Die Bewilligung des Antrags ist dann eine Einzelfallentscheidung, die oft sehr willkürlich ausfällt. Verfolgung aufgrund der sexuellen und/oder geschlechtlichen Identität ist zwar ein Grund für Asyl, die bloße strafrechtliche Verfolgung auf dem Papier in dem jeweiligen Land reicht jedoch nicht aus. Die Antragsteller_Innen müssen nachweisen, dass sie auch abweichend von der allgemeinen Lage verfolgt wurden. Doch das glaubwürdig zu beweisen ist nicht leicht, wenn in ihren Herkunftsländern LGBTIA-Begehren und LGBTIA-Identitäten sowie der offene Umgang damit tabuisiert sind. Oft wird ihnen unterstellt, die Unwahrheit zu sagen, um ihre Chancen auf Asyl zu erhöhen.

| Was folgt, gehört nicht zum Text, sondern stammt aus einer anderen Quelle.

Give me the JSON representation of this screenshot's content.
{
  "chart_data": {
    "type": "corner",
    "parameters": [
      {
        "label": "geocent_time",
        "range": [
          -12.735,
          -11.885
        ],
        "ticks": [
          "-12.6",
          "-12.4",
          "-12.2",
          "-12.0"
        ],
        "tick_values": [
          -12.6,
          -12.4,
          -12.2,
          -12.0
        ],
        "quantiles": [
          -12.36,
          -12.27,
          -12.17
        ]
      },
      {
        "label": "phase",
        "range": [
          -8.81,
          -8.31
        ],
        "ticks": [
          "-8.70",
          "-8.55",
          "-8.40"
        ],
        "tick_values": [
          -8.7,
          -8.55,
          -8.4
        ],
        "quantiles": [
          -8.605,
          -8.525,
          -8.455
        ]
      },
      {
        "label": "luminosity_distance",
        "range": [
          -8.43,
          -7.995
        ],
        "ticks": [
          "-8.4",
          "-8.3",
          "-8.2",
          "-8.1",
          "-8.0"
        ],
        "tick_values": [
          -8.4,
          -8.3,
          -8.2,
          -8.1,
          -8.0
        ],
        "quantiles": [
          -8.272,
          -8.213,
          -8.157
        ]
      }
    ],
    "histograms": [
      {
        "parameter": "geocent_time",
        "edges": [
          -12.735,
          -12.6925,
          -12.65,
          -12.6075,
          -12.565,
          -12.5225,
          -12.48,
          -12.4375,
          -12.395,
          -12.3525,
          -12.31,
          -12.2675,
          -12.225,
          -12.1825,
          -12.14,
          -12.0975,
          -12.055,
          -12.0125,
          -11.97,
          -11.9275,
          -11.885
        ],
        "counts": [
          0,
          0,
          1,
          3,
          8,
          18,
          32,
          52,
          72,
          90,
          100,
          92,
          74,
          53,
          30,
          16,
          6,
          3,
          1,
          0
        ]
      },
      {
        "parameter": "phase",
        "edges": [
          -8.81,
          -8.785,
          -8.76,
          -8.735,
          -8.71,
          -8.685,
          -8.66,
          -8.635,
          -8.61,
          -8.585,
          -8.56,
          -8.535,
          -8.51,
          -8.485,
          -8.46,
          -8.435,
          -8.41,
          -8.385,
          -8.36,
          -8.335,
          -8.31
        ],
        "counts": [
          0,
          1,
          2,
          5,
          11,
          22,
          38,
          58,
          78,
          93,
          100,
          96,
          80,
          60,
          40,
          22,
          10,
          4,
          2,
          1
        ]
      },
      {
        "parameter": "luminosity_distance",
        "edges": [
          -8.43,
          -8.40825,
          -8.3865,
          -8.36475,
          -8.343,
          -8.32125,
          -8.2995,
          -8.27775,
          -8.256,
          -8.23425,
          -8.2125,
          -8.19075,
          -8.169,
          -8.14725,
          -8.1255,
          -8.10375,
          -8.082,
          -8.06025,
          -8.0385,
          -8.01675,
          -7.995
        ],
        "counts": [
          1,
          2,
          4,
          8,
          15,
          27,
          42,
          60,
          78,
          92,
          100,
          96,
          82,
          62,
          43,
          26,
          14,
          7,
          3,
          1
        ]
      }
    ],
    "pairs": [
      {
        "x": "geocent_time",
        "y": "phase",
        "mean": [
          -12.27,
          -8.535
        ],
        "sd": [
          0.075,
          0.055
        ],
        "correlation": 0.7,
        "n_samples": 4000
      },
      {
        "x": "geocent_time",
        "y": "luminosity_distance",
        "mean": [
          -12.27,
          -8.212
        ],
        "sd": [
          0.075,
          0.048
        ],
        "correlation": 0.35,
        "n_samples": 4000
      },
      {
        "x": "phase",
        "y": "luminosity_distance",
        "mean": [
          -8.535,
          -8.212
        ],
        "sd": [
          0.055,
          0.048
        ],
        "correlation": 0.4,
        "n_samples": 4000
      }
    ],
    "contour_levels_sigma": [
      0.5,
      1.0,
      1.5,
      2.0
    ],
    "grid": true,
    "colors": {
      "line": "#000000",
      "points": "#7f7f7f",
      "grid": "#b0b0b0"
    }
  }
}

Ein weiteres Problem sind die Richter_Innen, die sich oft von Vorurteilen leiten lassen. Sieht der oder die Betroffene nicht wie ein/eine Homosexuelle/r aus, wird ihr oder ihm nicht immer geglaubt. Häufig müssen sich die Betroffenen von sogenannten „Gutachtern“ auf die „Qualität ihrer homosexuellen Neigungen“ überprüfen lassen. Ist nach Ansicht der Gutachter_Innen ein „Ausweichen auf eine heterosexuelle Lebensweise“ möglich, wird kein Asyl gewährt. Einige Flüchtlinge trauen sich nicht einmal, ihren wahren Fluchtgrund anzugeben. Dies kann zum einen daran liegen, dass sie nicht über die gesetzliche Lage in Deutschland informiert sind. Sie befürchten, dass ihnen auch hier Strafe droht. Ein anderer Grund dafür ist die Angst, die Dolmetscher_Innen aus ihrem Heimatland könnten sie an die dortige Regierung verraten, weil sie oft mit den Botschaften der Herkunftsländer zusammenarbeiten. Falls der Antrag dann abgelehnt würde, würde ihnen eine hohe Strafe drohen.


Deshalb fordern wir:


  • dezentrale Unterbringung für ALLE Geflüchteten
  • sensiblen Umgang in der Unterbringung für die besonderen Bedarfe von LGBTIA
  • ausreichende soziale, psychologische und medizinische Betreuung in den jeweiligen Herkunftssprachen der/des Einzelnen
  • rechtliche Unterstützung bei LGBTIA Themen
  • Sensibilisierung und Schulung aller Helfer_Innen und Mitarbeiter_Innen.